The element of an LNG storage tank that has the greatest amount of cost variability is its foundation. LNG storage tanks built on sites with good soil conditions can utilise shallow foundation designs. Conventional flat bottom, atmospheric, metallic, single containment LNG tanks can utilise ring-wall foundations, while flat bottom, atmospheric, full containment, concrete LNG tanks utilise a slab on grade foundation. Both styles of foundation employ under-tank foundation heating systems. These are the most cost-effective foundation solutions for their respective styles of tanks.
Sites with poor soil conditions will require deep foundations. The design of foundations for poor soil conditions becomes more challenging when high seismic conditions are present. In these situations, certain soil layers could experience soil liquefaction during a seismic event, which could result in excessive ground settlement. Deep foundation solutions include: driven piles, auger cast in-place piles, stone columns, rigid inclusions, and deep soil mixing. These solutions can significantly increase the cost of the LNG storage solution.
Tail gas disposition
Tail gas consists of boil-off gas (BOG) from storage, regen
gas from pretreatment, and ethane-rich waste gas from liquefaction. It may be returned to the feed gas pipeline or sent to a tail gas pipeline, if available.
Depending on the composition of the blended stream, the pipeline tariff on heating value may be exceeded, resulting in financial penalties or denial of pipeline access. For feed gas with low ethane concentrations, diluting the tail gas with feed gas often lowers the heating value below the tariff threshold.
For higher ethane concentrations, operating the liquefier at a reduced rate will lower the amount of ethane-rich waste gas produced and extend the range for feed gas dilution.
At the highest ethane concentrations, nitrogen injection is required to lower the heating value below the tariff threshold.
Shale gas production often results in the composition of pipeline gas feeding an LNG facility containing from 3.5 mole % to as much as 11.5 mole % of ethane feeding the LNG facility. This ethane must be removed, along with heavier hydrocarbons, to prevent freezing in the liquefaction heat exchanger and to keep the ethane concentration in LNG rundown to storage from exceeding product quality limits (≤ 3 mole %). To remove the ethane and heavy hydrocarbons, a distillation column is added to the cold box.
Once removed, the ethane and heavy hydrocarbons must be processed by the facility. With little or no ethane present, heavy hydrocarbons alone can be trucked from the facility.
At best, without additional cooling, an ethane-rich waste stream is in a saturated liquid state. Options for disposal
include flaring, supplementing the facility’s fuel gas system, and sending to a tail gas pipeline. Depending on the facility’s mode of operation, a combination of any of the three may be needed.
These options require that the ethane be vaporised. Depending on the operating pressure of the tail gas pipeline, a pump ahead of the vaporiser or a compressor downstream of the vaporiser may be necessary.

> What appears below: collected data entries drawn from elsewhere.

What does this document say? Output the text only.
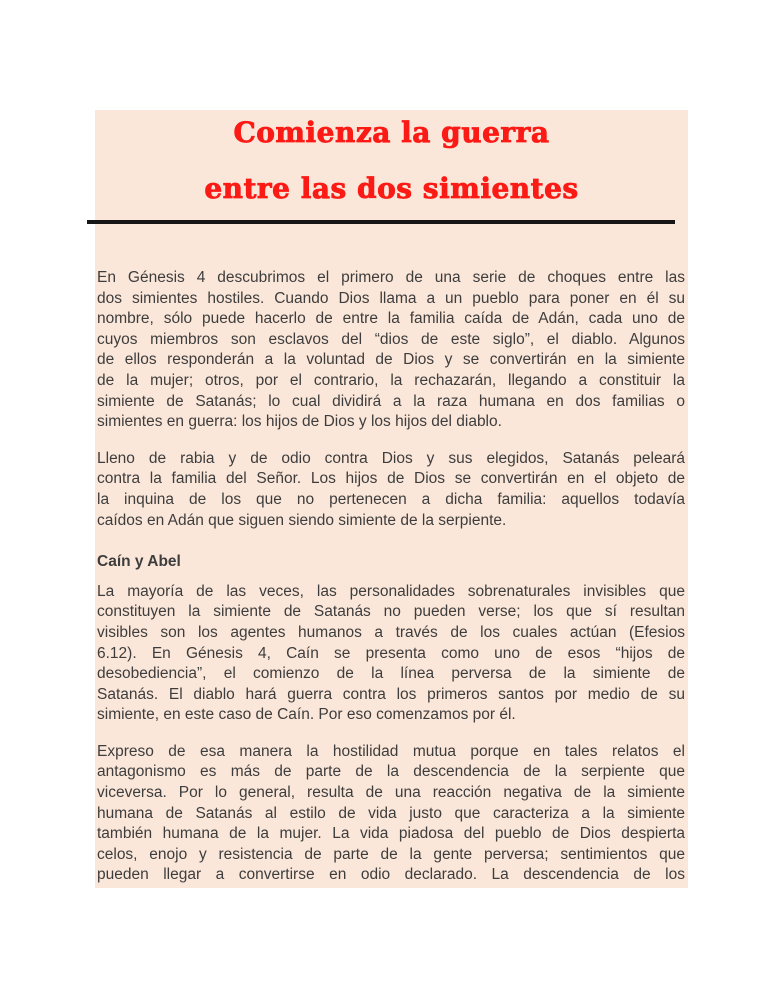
Comienza la guerra
entre las dos simientes
En Génesis 4 descubrimos el primero de una serie de choques entre las
dos simientes hostiles. Cuando Dios llama a un pueblo para poner en él su
nombre, sólo puede hacerlo de entre la familia caída de Adán, cada uno de
cuyos miembros son esclavos del “dios de este siglo”, el diablo. Algunos
de ellos responderán a la voluntad de Dios y se convertirán en la simiente
de la mujer; otros, por el contrario, la rechazarán, llegando a constituir la
simiente de Satanás; lo cual dividirá a la raza humana en dos familias o
simientes en guerra: los hijos de Dios y los hijos del diablo.
Lleno de rabia y de odio contra Dios y sus elegidos, Satanás peleará
contra la familia del Señor. Los hijos de Dios se convertirán en el objeto de
la inquina de los que no pertenecen a dicha familia: aquellos todavía
caídos en Adán que siguen siendo simiente de la serpiente.
Caín y Abel
La mayoría de las veces, las personalidades sobrenaturales invisibles que
constituyen la simiente de Satanás no pueden verse; los que sí resultan
visibles son los agentes humanos a través de los cuales actúan (Efesios
6.12). En Génesis 4, Caín se presenta como uno de esos “hijos de
desobediencia”, el comienzo de la línea perversa de la simiente de
Satanás. El diablo hará guerra contra los primeros santos por medio de su
simiente, en este caso de Caín. Por eso comenzamos por él.
Expreso de esa manera la hostilidad mutua porque en tales relatos el
antagonismo es más de parte de la descendencia de la serpiente que
viceversa. Por lo general, resulta de una reacción negativa de la simiente
humana de Satanás al estilo de vida justo que caracteriza a la simiente
también humana de la mujer. La vida piadosa del pueblo de Dios despierta
celos, enojo y resistencia de parte de la gente perversa; sentimientos que
pueden llegar a convertirse en odio declarado. La descendencia de los
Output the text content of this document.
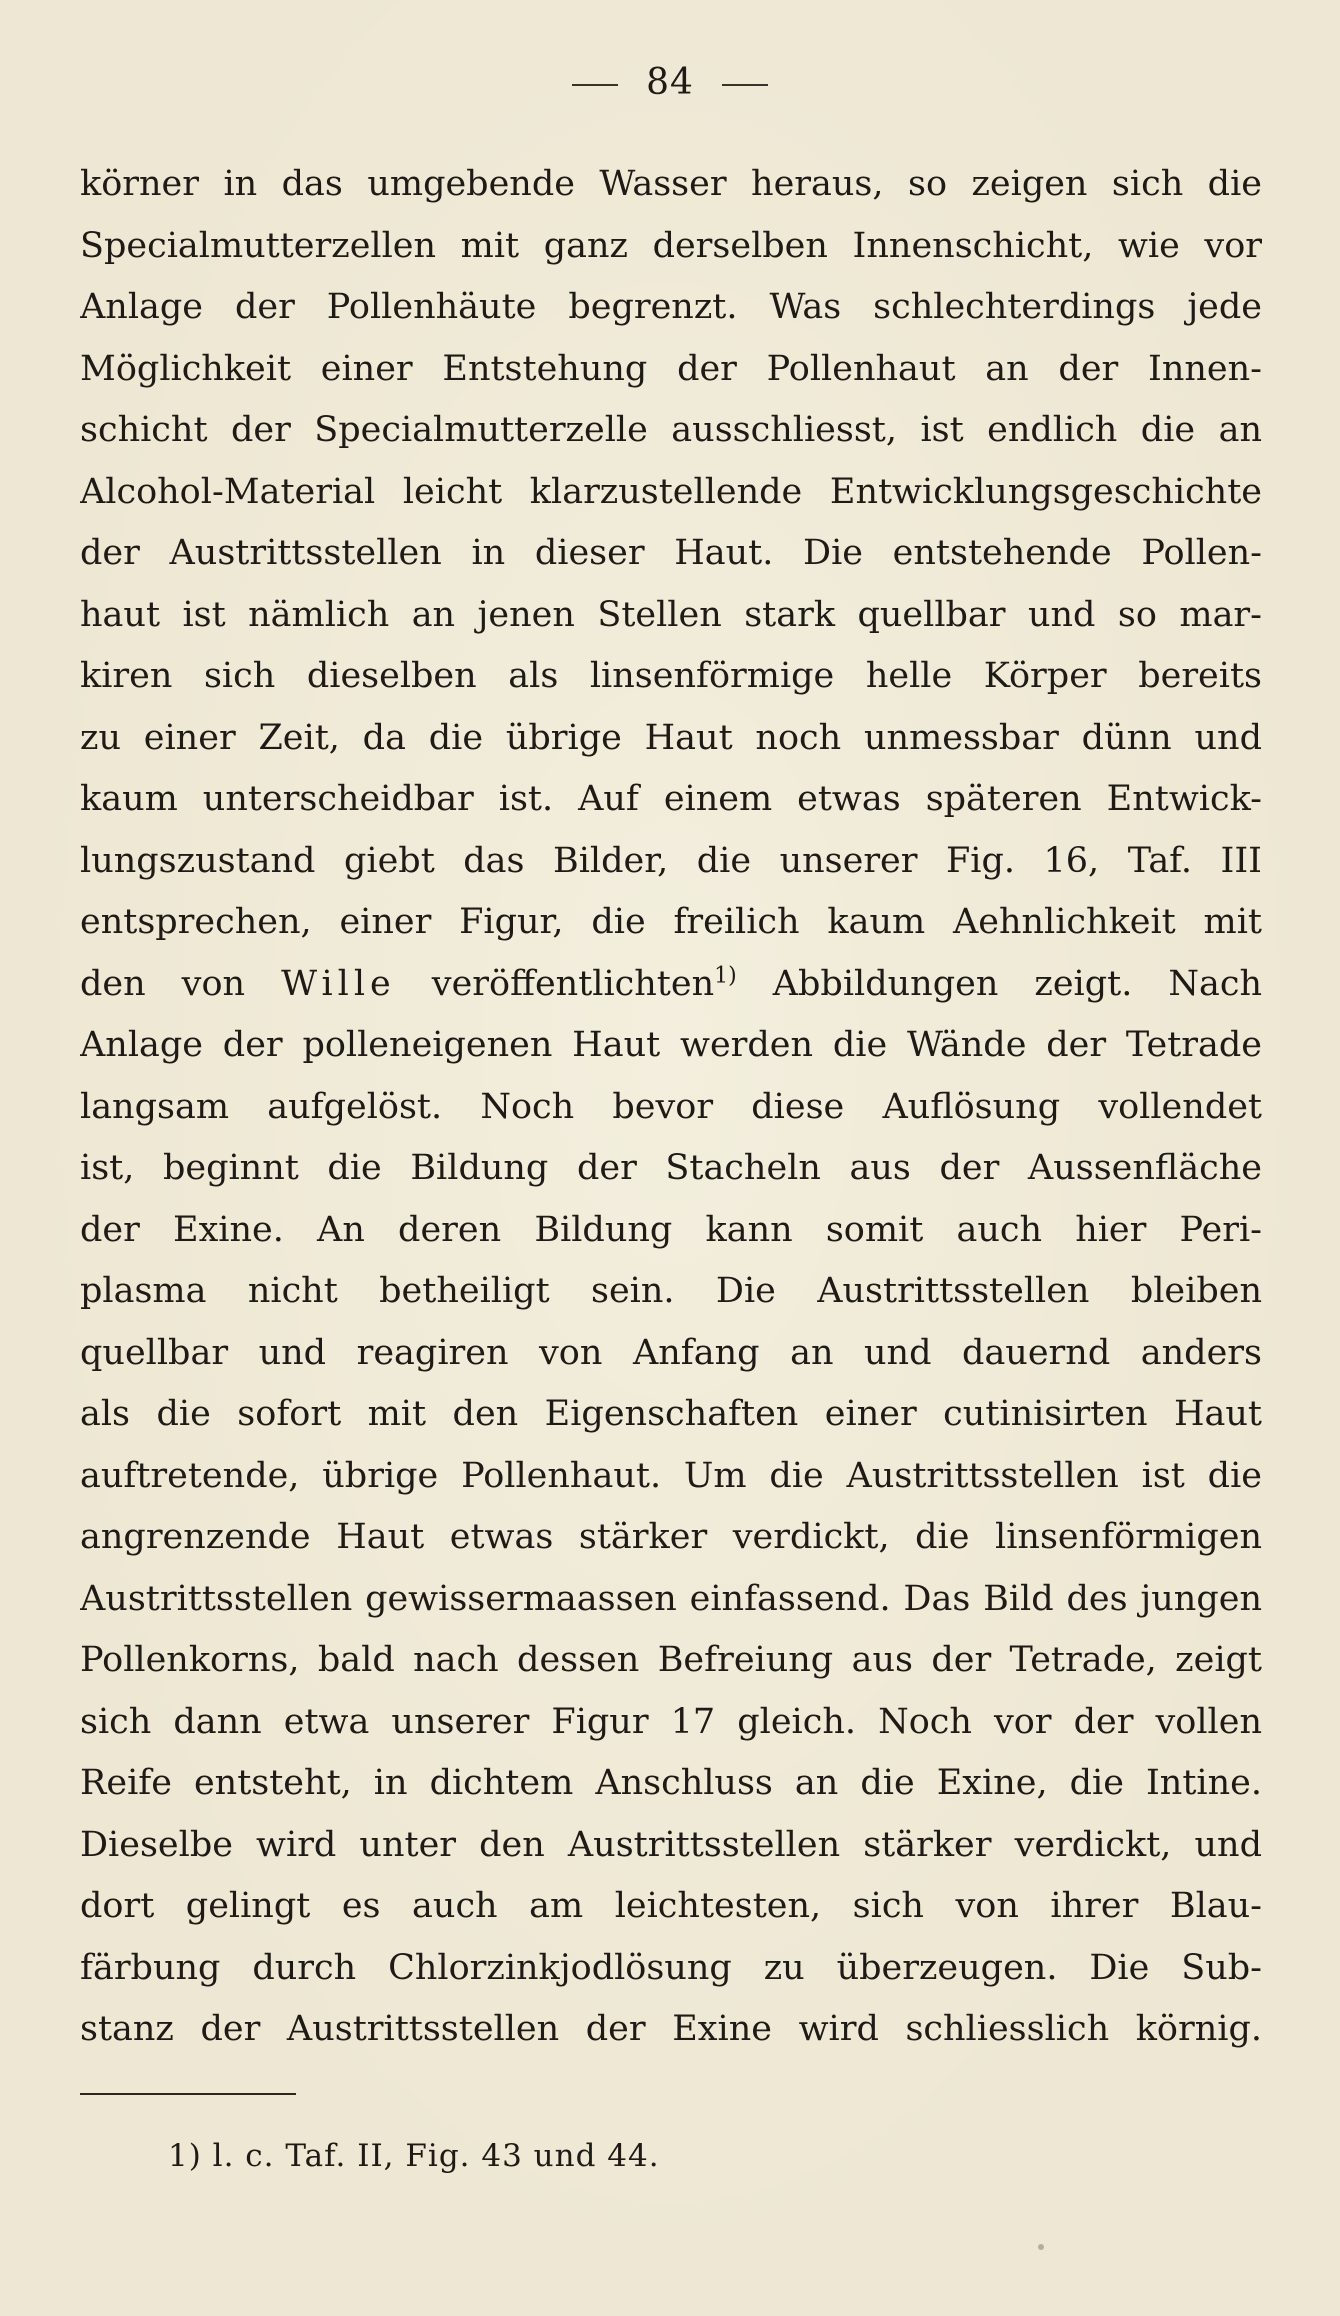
84
körner in das umgebende Wasser heraus, so zeigen sich die
Specialmutterzellen mit ganz derselben Innenschicht, wie vor
Anlage der Pollenhäute begrenzt. Was schlechterdings jede
Möglichkeit einer Entstehung der Pollenhaut an der Innen-
schicht der Specialmutterzelle ausschliesst, ist endlich die an
Alcohol-Material leicht klarzustellende Entwicklungsgeschichte
der Austrittsstellen in dieser Haut. Die entstehende Pollen-
haut ist nämlich an jenen Stellen stark quellbar und so mar-
kiren sich dieselben als linsenförmige helle Körper bereits
zu einer Zeit, da die übrige Haut noch unmessbar dünn und
kaum unterscheidbar ist. Auf einem etwas späteren Entwick-
lungszustand giebt das Bilder, die unserer Fig. 16, Taf. III
entsprechen, einer Figur, die freilich kaum Aehnlichkeit mit
den von Wille veröffentlichten$^{1)}$ Abbildungen zeigt. Nach
Anlage der polleneigenen Haut werden die Wände der Tetrade
langsam aufgelöst. Noch bevor diese Auflösung vollendet
ist, beginnt die Bildung der Stacheln aus der Aussenfläche
der Exine. An deren Bildung kann somit auch hier Peri-
plasma nicht betheiligt sein. Die Austrittsstellen bleiben
quellbar und reagiren von Anfang an und dauernd anders
als die sofort mit den Eigenschaften einer cutinisirten Haut
auftretende, übrige Pollenhaut. Um die Austrittsstellen ist die
angrenzende Haut etwas stärker verdickt, die linsenförmigen
Austrittsstellen gewissermaassen einfassend. Das Bild des jungen
Pollenkorns, bald nach dessen Befreiung aus der Tetrade, zeigt
sich dann etwa unserer Figur 17 gleich. Noch vor der vollen
Reife entsteht, in dichtem Anschluss an die Exine, die Intine.
Dieselbe wird unter den Austrittsstellen stärker verdickt, und
dort gelingt es auch am leichtesten, sich von ihrer Blau-
färbung durch Chlorzinkjodlösung zu überzeugen. Die Sub-
stanz der Austrittsstellen der Exine wird schliesslich körnig.
1) l. c. Taf. II, Fig. 43 und 44.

BOG is generated within an LNG storage tank by the combined effect of heat transfer from the ambient environment into the stored LNG, through normal tank operations such as loading and unloading LNG, and as a consequence of the strategies applied to maintaining tank pressure. Smaller LNG tanks can often present more challenges than a large import or export tank in the management of BOG.
Heat leak and its contribution to boil-off is an unavoidable consequence of storing a saturated product at a liquid temperature that is cooler than the ambient environment. For LNG storage tanks, the use of high performance insulation systems, especially in the case of larger tanks where the volume to area ratio is high, can provide significant benefits in terms of helping to limit boil-off of LNG from heat leak to 0.05% or less of a full tank’s mass per day. Starting at tank sizes with around 1 billion ft³ of equivalent storage (approximately 12 million gal.) a 0.05% boil-off may become impractical and heat leak percentages of 0.07%, 0.10%, or as high as 0.15% for a 1 million gal. tank may be expected. Operators of smaller tanks should be aware of this when considering product loss in their OPEX analysis.

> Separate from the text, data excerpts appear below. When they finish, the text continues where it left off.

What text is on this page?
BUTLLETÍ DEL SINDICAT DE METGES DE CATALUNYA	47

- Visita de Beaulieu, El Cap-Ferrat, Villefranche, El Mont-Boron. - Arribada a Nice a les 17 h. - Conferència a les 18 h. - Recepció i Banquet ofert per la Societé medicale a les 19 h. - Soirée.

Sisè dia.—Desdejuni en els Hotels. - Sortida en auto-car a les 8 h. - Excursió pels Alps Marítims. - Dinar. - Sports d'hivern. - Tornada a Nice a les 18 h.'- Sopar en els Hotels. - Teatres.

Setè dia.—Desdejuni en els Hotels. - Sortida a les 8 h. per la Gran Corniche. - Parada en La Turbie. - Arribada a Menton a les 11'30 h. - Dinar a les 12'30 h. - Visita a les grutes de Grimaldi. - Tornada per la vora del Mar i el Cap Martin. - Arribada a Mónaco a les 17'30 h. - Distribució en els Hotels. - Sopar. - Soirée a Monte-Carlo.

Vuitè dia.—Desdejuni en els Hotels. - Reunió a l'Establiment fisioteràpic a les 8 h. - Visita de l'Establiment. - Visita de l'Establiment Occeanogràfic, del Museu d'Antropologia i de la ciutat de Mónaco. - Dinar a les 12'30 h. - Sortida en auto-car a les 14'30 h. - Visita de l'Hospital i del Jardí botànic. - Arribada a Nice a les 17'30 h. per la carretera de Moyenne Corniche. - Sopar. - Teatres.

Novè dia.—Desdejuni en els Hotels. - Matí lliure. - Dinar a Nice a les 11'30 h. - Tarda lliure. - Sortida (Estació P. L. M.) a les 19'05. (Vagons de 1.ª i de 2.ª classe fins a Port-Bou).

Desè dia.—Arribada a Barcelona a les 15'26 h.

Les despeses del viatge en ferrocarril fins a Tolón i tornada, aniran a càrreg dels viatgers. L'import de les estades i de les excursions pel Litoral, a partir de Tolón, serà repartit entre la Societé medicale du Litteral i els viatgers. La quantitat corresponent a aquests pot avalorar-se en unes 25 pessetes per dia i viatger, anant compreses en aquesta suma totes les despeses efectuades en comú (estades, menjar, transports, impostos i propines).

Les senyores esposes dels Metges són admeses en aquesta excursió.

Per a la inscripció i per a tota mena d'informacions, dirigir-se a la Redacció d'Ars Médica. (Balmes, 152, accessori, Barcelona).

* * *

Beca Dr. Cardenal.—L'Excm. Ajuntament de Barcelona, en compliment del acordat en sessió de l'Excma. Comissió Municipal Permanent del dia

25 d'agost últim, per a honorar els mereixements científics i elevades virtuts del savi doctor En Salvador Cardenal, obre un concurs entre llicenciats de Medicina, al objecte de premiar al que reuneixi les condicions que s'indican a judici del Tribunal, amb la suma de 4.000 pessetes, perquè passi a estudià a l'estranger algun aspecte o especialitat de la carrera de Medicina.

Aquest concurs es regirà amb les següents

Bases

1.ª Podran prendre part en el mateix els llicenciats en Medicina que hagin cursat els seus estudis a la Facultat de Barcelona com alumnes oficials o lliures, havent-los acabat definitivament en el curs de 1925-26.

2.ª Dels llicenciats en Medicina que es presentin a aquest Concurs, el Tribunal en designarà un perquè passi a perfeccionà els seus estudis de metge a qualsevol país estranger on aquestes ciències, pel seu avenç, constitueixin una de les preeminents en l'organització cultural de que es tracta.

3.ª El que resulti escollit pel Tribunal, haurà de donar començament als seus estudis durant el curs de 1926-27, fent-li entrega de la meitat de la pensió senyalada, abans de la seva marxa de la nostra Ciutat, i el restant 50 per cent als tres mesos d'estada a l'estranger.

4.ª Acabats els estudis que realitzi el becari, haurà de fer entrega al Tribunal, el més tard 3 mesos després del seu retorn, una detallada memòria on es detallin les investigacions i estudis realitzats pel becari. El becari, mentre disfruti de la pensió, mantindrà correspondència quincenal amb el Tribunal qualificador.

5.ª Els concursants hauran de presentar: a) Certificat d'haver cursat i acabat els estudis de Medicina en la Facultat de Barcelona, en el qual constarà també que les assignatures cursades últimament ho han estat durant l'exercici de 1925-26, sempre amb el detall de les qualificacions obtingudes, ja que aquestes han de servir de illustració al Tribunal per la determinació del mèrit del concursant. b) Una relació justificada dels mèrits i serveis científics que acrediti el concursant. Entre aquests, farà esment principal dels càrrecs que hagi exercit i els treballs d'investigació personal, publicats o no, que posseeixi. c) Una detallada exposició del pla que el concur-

The larger percentage of heat leak boil-off associated with smaller tanks should not be misunderstood as a large mass flow of BOG. As indicated, the heat leak boil-off is expressed as a function of the mass of product lost compared to a full tank, so the mass flowrate can be quite low for tanks with a small amount of maximum capacity. This can present a challenge when selecting a BOG handling system, as other tank behaviour that contributes to boil-off may not scale similarly. For instance, unloading LNG from a trailer into a tank is generally going to be executed at the same rate regardless of tank size. A warm truck can generate a substantial amount of BOG due to flashing upon pressure let-down. For example, an LNG trailer unloading liquid at -240˚F at 200 gpm may generate 3000 lb/hr of boil-off vapour. For a large storage tank this does not present much of a problem as heat leak alone from a 1 billion ft³ tank can be on the order of 1200 lb/hr and a BOG compressor with a 4:1 turndown would be suitable. Turndown is the ratio of the maximum operating capacity of an item of equipment to its minimum operating capacity. A 1 million gal. tank on the other hand may have boil off, even at 0.15% per day, that is as low as 200 lb/hr, requiring a BOG system with a 15:1 turndown. Generally, operation of a compressor package at the low end of its turndown is inefficient and yet, as heat leak boil-off is nearly continuous and unloading operations can be intermittent, an operator of a small LNG tank may find that inefficient use of a large compressor package would be normal rather than the exception. Alternatively, strategic combinations of BOG compressors may work to provide more
efficient solutions. For example, the use of a smaller holding compressor for heat leak and a second larger compressor intended for unloading operations, or multiple smaller 33% capacity units, would provide better solutions than larger 100% capacity machines.
Other process operations may present challenges when considering BOG generation for a small tank when compared to a large tank. Trailer unloading or the operation of an LNG pump can generate a significant amount of boil-off vapour while spilling back into the tank. A small tank outfitted with large capacity, high-pressure pumps will face the same challenges with compressor selection as trailer unloading operations.
Barometric events, scenarios defined by rapid external pressure changes generally linked to a significant weather event, can result in BOG generation as the liquid is conditioned to a new saturation pressure, while trying to hold tank gauge pressure. The effect of barometric events does scale with tank size and should be treated in the same way regardless of tank size. Rather than tank size, consideration for how to handle a barometric event has more to do with the tank design pressure. A 4.0 psig tank has more capability of tolerating a rise in gauge pressure due to a barometric event than a tank with a low design pressure that has little choice but to attempt to keep pace with the changing external pressure. Unfortunately, a 4.0 psig tank design is generally limited to full containment concrete tank designs, which have rarely been selected for small facilities due to higher capital costs. Consequently, a smaller tank designed with a lower design pressure may have to prioritise more BOG capacity for barometric events than a tank designed with a higher design pressure.
There are numerous challenges that need to be overcome in the development of small and mid-scale LNG terminals. Significant saving in project costs can often be achieved by involving a qualified engineering team in the early stages of the development of a project. Where speed to market is important, shortened project development times can be accomplished by utilizing a full-service contractor who can take the project from concept to completion.